# Survey Surfaces Massive Amounts of Wasted Spending on AI

> Source: <https://techstrong.ai/articles/survey-surfaces-massive-amounts-of-wasted-spending-on-ai/>
> Published: 2026-07-30 18:37:35+00:00

A survey of 700 engineering leaders and practitioners from organizations with more than 1,000 employees published this week [suggests 26% of all spending on artificial intelligence (AI) is being wasted](https://www.prnewswire.com/news-releases/new-harness-report-reveals-enterprise-ai-spend-has-outgrown-the-systems-built-to-track-it-302837776.html).

Conducted by Harness, a provider of a DevOps platform, the survey finds that organizations spending $1 million per month on AI are wasting approximately $260,000 a month with no measurable return.

Nearly three quarters of respondents also admit their organizations have experienced an unexpected AI cost spike or bill in the past year, with a third of organizations (33%) having been caught off guard more than once. A total of 80% of respondents work for organizations that require a full day or longer to trace the source of an AI cost spike, with 32% needing a full week.

More troubling still, more than half of respondents (52%) said there is no clear cost owner for AI within their organization, with responsibility split across engineering, FinOps, finance, and IT. Nearly three quarters (73%) have AI cost policies in place, but only 47% actively enforce them.

Only 26% have a robust method for measuring the business value of their AI spend, while more than half (56%) admit anticipating AI spend is based on guesswork, not data. On average, less than half (45%) say they understand the cost of the AI features they build, with well more than half (57%) of engineers saying their organization actively encourages “tokenmaxxing” without any sense of the business value being derived. Only 21% describe their current practices for tracking AI spending as fully mature.

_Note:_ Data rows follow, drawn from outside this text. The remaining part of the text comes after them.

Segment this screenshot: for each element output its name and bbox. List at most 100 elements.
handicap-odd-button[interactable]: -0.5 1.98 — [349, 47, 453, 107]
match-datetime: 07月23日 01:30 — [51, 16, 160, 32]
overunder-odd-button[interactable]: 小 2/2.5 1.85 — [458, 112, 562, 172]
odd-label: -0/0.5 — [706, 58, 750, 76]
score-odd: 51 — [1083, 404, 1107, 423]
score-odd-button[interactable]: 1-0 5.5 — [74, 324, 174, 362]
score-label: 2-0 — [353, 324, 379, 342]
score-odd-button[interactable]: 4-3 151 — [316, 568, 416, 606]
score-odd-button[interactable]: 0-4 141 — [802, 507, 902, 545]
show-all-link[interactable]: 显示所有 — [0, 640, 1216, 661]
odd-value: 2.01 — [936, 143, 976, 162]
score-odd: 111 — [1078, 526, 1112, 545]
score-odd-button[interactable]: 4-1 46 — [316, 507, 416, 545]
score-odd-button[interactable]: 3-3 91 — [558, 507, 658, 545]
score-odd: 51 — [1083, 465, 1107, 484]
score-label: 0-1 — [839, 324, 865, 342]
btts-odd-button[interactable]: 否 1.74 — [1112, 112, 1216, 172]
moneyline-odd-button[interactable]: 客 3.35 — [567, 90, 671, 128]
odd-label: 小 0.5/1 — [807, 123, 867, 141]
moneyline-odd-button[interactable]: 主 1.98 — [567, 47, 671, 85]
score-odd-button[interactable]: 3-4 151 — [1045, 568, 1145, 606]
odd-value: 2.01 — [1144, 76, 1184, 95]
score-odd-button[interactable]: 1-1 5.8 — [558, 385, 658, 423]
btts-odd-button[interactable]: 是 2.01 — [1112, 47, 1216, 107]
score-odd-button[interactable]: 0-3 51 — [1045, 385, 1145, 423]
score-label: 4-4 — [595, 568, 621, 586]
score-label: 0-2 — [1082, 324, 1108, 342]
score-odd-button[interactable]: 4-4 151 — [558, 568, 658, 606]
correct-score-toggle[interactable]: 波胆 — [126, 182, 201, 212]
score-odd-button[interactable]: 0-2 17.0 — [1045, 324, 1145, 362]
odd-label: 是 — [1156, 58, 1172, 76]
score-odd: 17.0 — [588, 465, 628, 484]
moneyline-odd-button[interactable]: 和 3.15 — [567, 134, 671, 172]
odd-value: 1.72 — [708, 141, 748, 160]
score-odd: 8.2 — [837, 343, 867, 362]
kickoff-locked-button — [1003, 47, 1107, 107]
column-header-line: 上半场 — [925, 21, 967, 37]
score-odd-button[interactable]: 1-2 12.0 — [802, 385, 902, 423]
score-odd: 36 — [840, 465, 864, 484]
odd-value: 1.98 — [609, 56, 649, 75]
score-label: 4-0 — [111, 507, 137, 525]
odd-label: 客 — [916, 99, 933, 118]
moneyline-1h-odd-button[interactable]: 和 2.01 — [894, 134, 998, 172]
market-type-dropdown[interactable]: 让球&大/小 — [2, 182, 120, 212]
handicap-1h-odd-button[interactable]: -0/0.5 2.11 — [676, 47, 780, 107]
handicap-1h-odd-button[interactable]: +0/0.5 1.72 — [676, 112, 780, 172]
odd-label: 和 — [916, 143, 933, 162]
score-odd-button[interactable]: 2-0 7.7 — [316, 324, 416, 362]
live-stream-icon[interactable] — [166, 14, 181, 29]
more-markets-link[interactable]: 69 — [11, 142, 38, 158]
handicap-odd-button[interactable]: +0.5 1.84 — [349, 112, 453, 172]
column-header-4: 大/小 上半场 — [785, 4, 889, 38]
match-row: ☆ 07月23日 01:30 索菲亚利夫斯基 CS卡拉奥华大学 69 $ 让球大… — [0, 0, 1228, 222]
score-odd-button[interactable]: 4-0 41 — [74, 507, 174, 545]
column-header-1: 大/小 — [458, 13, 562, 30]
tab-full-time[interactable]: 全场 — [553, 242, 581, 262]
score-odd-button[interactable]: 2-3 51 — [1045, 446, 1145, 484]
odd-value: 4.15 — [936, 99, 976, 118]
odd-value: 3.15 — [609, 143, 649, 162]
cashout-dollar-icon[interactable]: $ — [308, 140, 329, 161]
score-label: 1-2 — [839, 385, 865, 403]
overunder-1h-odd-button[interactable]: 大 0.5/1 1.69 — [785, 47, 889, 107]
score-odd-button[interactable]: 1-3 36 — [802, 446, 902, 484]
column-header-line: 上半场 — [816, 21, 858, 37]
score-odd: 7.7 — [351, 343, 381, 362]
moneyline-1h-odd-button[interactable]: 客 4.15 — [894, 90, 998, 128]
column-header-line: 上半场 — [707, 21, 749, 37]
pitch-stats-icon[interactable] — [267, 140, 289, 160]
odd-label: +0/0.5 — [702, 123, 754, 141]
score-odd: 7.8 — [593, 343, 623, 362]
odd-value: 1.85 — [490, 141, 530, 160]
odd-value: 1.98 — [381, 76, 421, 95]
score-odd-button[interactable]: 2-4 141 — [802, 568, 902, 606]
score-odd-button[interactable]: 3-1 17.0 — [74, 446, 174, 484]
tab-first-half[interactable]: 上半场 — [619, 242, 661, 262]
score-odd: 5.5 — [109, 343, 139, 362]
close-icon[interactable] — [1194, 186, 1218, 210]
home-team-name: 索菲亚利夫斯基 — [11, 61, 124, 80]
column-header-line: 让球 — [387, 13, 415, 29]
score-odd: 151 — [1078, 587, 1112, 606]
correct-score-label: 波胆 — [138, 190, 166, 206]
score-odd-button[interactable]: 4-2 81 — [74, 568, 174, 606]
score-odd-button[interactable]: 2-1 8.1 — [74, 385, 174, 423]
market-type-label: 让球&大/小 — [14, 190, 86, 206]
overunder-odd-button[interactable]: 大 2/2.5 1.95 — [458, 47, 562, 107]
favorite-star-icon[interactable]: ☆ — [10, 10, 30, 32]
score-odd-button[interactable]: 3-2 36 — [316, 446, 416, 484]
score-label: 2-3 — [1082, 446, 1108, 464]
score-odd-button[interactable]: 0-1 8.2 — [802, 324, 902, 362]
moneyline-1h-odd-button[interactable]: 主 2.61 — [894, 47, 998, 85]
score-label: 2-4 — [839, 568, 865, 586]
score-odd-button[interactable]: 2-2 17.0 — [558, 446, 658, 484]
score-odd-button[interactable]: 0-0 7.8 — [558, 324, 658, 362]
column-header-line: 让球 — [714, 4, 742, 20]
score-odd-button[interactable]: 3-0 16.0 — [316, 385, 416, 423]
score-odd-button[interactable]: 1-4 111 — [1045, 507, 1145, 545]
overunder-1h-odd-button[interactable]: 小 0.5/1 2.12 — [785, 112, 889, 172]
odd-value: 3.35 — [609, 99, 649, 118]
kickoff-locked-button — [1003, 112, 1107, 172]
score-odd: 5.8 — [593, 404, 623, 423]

Collectively, the survey results make it clear there is a compelling need to start applying best FinOps practices to AI, says Patrick Brogan, director of the FinOps Advisory practice for Harness. In much the same way organizations failed to control cloud spending, the same issues are now playing out as organizations race to build and deploy AI applications, he adds. “There’s a gap in governance,” says Brogan.

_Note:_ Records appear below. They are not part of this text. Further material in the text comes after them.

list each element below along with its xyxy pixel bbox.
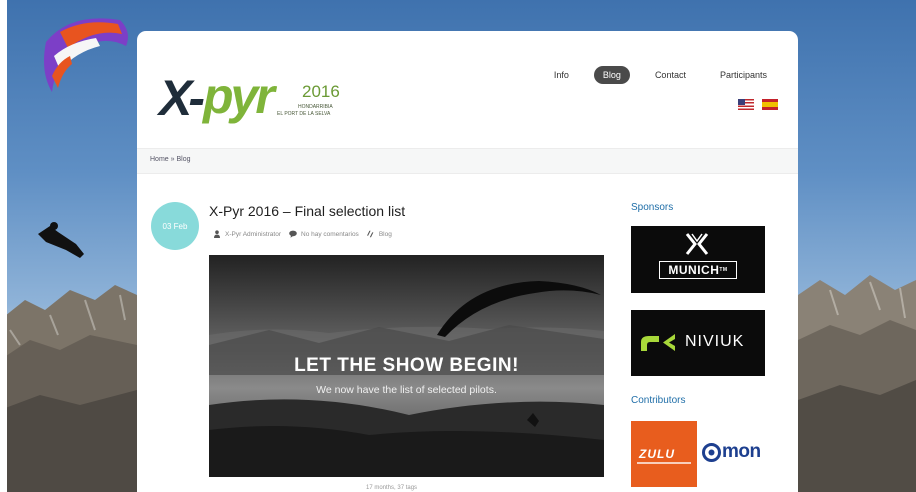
nav-item-blog[interactable]: Blog <box>593 66 630 84</box>
es-flag-icon[interactable] <box>762 99 778 110</box>
post-meta: X-Pyr Administrator No hay comentarios B… <box>213 230 392 238</box>
language-switcher <box>738 99 778 110</box>
user-icon <box>214 230 220 238</box>
post-footer-text: 17 months, 37 tags <box>366 485 418 491</box>
omon-wordmark: mon <box>722 441 761 462</box>
contributor-zulu-logo[interactable]: ZULU <box>631 421 697 487</box>
site-logo[interactable]: X- pyr 2016 HONDARRIBIA EL PORT DE LA SE… <box>159 59 359 135</box>
nav-item-info[interactable]: Info <box>545 66 578 84</box>
logo-year: 2016 <box>302 82 340 101</box>
munich-x-icon <box>685 233 709 255</box>
post-title-link[interactable]: X-Pyr 2016 – Final selection list <box>209 203 405 219</box>
logo-subtitle-line1: HONDARRIBIA <box>298 104 333 110</box>
breadcrumb-bar: Home » Blog <box>137 148 798 174</box>
munich-wordmark: MUNICHTM <box>659 261 737 279</box>
post-comments: No hay comentarios <box>289 230 359 238</box>
comment-icon <box>289 230 297 238</box>
post-category-link[interactable]: Blog <box>379 231 392 238</box>
frame-edge <box>0 0 7 492</box>
post-category: Blog <box>366 230 392 238</box>
breadcrumb-home-link[interactable]: Home <box>150 156 169 163</box>
hero-subtitle: We now have the list of selected pilots. <box>316 384 497 396</box>
breadcrumb: Home » Blog <box>150 156 191 163</box>
breadcrumb-current: Blog <box>176 156 191 163</box>
sponsor-niviuk-logo[interactable]: NIVIUK <box>631 310 765 376</box>
post-author: X-Pyr Administrator <box>213 230 281 238</box>
niviuk-wordmark: NIVIUK <box>685 333 745 350</box>
post-date-badge: 03 Feb <box>151 202 199 250</box>
niviuk-mark-icon <box>641 334 675 351</box>
zulu-underline <box>637 462 691 464</box>
sponsor-munich-logo[interactable]: MUNICHTM <box>631 226 765 293</box>
munich-name: MUNICH <box>668 263 720 277</box>
munich-trademark: TM <box>719 267 728 273</box>
post-featured-image[interactable]: LET THE SHOW BEGIN! We now have the list… <box>209 255 604 477</box>
logo-pyr-text: pyr <box>203 68 275 124</box>
site-header: X- pyr 2016 HONDARRIBIA EL PORT DE LA SE… <box>137 31 798 148</box>
paraglider-wing-image <box>44 18 128 93</box>
contributors-heading: Contributors <box>631 395 686 406</box>
category-icon <box>366 230 374 238</box>
main-nav: Info Blog Contact Participants <box>529 66 776 84</box>
contributor-omon-logo[interactable]: mon <box>702 441 761 463</box>
zulu-wordmark: ZULU <box>639 447 675 461</box>
breadcrumb-separator: » <box>170 156 175 163</box>
post-comments-link[interactable]: No hay comentarios <box>301 231 359 238</box>
nav-item-participants[interactable]: Participants <box>711 66 776 84</box>
logo-x-text: X- <box>159 70 205 126</box>
omon-circle-icon <box>702 442 721 462</box>
us-flag-icon[interactable] <box>738 99 754 110</box>
nav-item-contact[interactable]: Contact <box>646 66 695 84</box>
main-panel: X- pyr 2016 HONDARRIBIA EL PORT DE LA SE… <box>137 31 798 492</box>
paraglider-pilot-image <box>38 222 84 258</box>
hero-title: LET THE SHOW BEGIN! <box>294 355 519 376</box>
post-date: 03 Feb <box>162 221 188 231</box>
post-author-link[interactable]: X-Pyr Administrator <box>225 231 281 238</box>
sponsors-heading: Sponsors <box>631 202 674 213</box>
logo-subtitle-line2: EL PORT DE LA SELVA <box>277 111 331 117</box>
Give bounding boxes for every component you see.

The challenge is that the amount of money being wasted on AI is substantially higher, notes Brogan. The issue is becoming more problematic as organizations start to better understand the total cost of building and deploying AI applications, he adds. The simple truth is that organizations need to be more judicious about which AI projects they can fund, says Brogan. The more budget dollars that wind up being wasted, the fewer AI applications will actually be deployed, he notes.

At the same time, organizations will also need to become savvier about rightsizing AI applications and models, says Brogan. Not every application requires access to the latest, most expensive AI model, and in many cases, the organization may find an AI application is more than adequately served by an open source model, he adds.

Each organization will, naturally, need to decide for themselves what the best path forward is, but if the choice comes down to reducing personnel to better afford AI model access, that organization might be better served by revisiting how their existing AI budget dollars are actually being spent before blindly throwing more money into the proverbial AI money pit.